Februari 2018
Aku mematut diri di depan cermin yang ada kamar. Kutatap pantulan diriku. Aku memakai dress hitam selutut dengan gaya feminim, rambut kubiarkan tergerai bebas. Aku menaburkan sedikit bedak di wajahku, dan terakhir, kugoleskan sedikit liptint di bibir.
"Kenapa aku berdandan seperti ini? Aku kan hanya menghadiri pesta?" gumamku.
Tadi pagi aku sudah izin Mama agar diperbolehkan menghadiri pesta temanku, dan Mama mengizinkannya, asalkan tidak pulang terlalu malam.
Aku melirik bingkisan kado yang ada di atas ranjang. Tadi sepulang sekolah, aku mampir untuk beli kado. Dan kuputuskan untuk membeli jam beker Doraemon.
Aku tahu hadiah itu terlalu kekanakan untuk Ailan, tetapi aku tidak tahu lagi harus memberi apa. Jadi, kurasa jam itu cocok untuk Ailan.
Ponselku berdering. Aku mengambil ponsel yang terletak di atas nakas.
Si bocah Ailan memanggil ...
Aku menekan tombol hijau dan mendekatkan ponsel di dekat telinga.
"Cepat keluar rumah, aku sudah di depan rumahmu," ucap Ailan.
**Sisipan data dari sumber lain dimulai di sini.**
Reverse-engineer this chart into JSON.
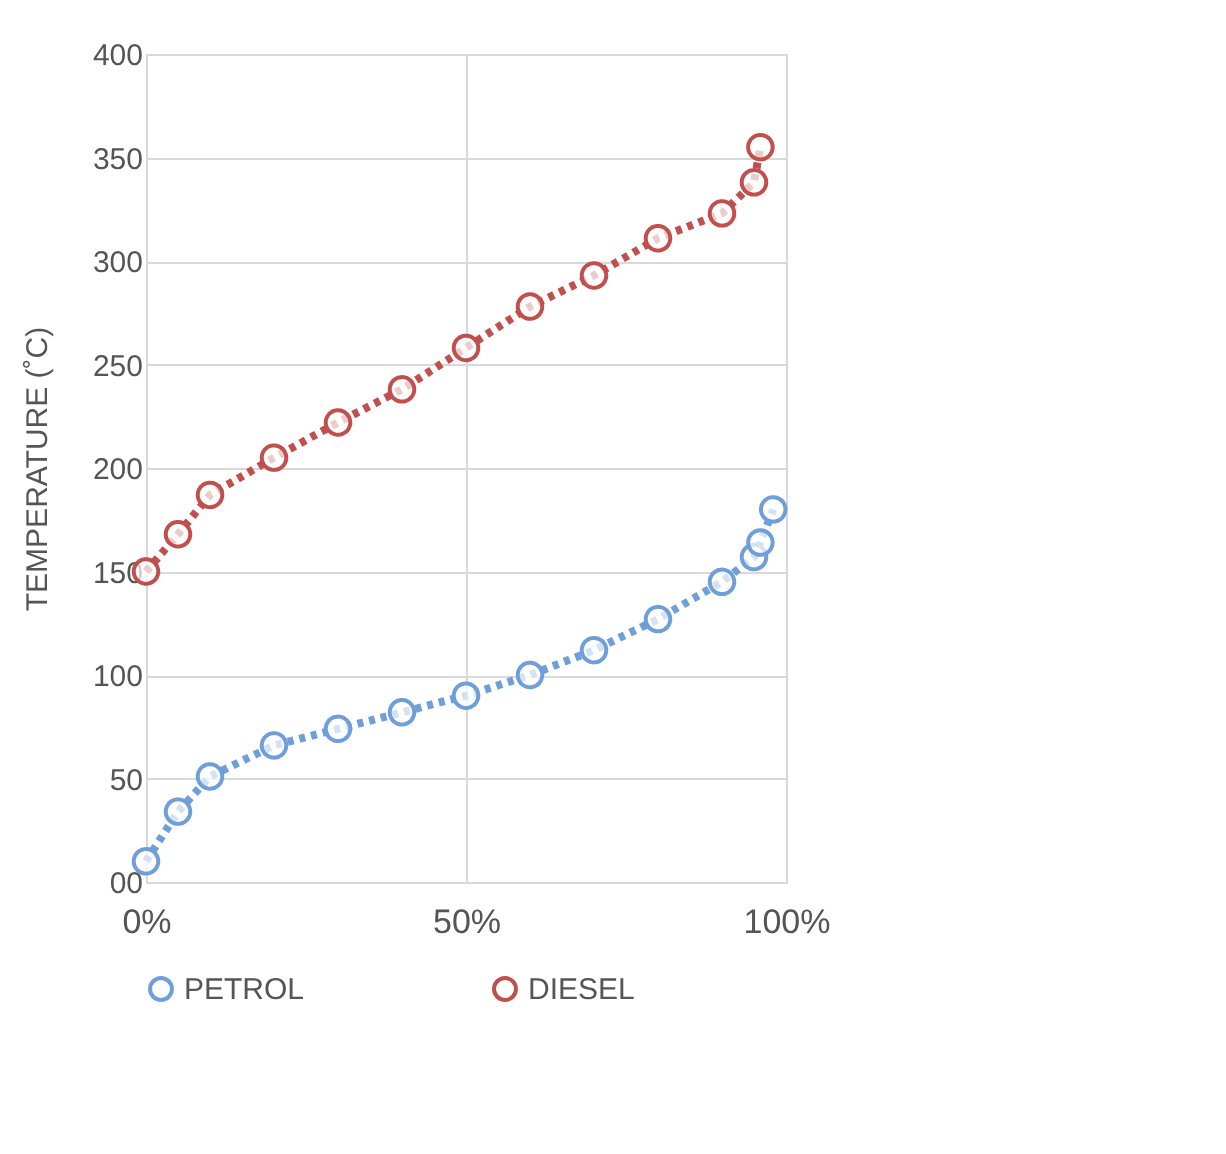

"What? Kau sudah sampai?" tanyaku terkejut. "Oke-oke, aku ke sana."
Aku membuka pintu rumah setelah izin Mama kalau aku akan berangkat. Di depan rumahku sudah ada Ailan yang duduk di motornya.
"Tumben kau tampak cantik, Falyn," ucap Ailan.
Aku cemberut. "Jadi biasanya jelek gitu?"
"Iya, jelek. Banget. Apalagi saat marah," jawab Ailan lantas tertawa lepas.
Tangan Ailan terulur, lantas dengan gerakan lembut dia mengelus rambutku. Aku sedikit tersentak.
Senyum terpatri di wajah Ailan membuat hatiku menghangat.
"Sudah, jangan cemberut lagi, nanti cantiknya hilang," ucap Ailan.
Pipiku memerah. Aku menggeleng, sudah cukup! Ailan tidak boleh mempermainkan perasaanku!
Aku menoyor kepala Ailan, tidak terlalu keras tetapi membuat dia terkejut. "Udah deh jangan sok romantis-romantisan, ayo nanti terlambat."
Ailan tertawa. "Falyn yang galak telah kembali."
Aku mengacamnya akan memberi bogeman kalau saja Ailan masih menggodaku.
"Oke-oke, aku diam. Sekarang ayo naik, nih helmnya." Ailan menyerahkan helm bergambar Doraemon padaku. "Selain ada hati yang harus kau jaga, kepalamu juga harus kau jaga."
Aku yang sudah duduk di boncengan Ailan, refleks menyolek pinggang Ailan, membuat pemuda itu menggeliat seperti ulat. Ailan itu tidak tahan geli.
"Bilang hal nggak masuk akal lagi, kutendang kau ke sungai," ancamku.
Tentu saja ancamanku tadi hanya main-main. Tenangaku tidak akan kuat kalau menendang Ailan, yang ada malah dia yang akan memegangi kakiku dan melemparku duluan ke sungai.
"Di sini kan nggak ada sungai," ujar Ailan sembari mulai menjalankan motornya. "Ingat jalan ke rumahku Falyn, suatu saat kau mungkin ingin ke rumahku lagi."
"Untuk apa aku ke rumahmu?"
"Rindu Ailan, mungkin," jawab Ailan sembari mengedikkan bahu.
***
"Akhirnya pemain utamanya datang!"
"Hei! Ailan datang!"
Seruan itu kudengar saat Ailan membuka pintu rumahnya. Aku masih berdiri di ambang pintu, takut-takut untuk masuk.
"Ailan ini, dia yang ulang tahun malah menghilang." Seorang pemuda tiba-tiba muncul di depan Ailan. "Eh, Falyn sudah datang?"
Aku mengerutkan dahi, sepertinya aku mengenal pemuda itu. "Rudi?"
Rudi, anak kelas IPA 1, yang juga anak basket. Aku menduga kalau Deny dan Alfa pasti juga datang, mengingat ketiganya orang yang aku tahu paling dekat dengan Ailan saat di sekolah.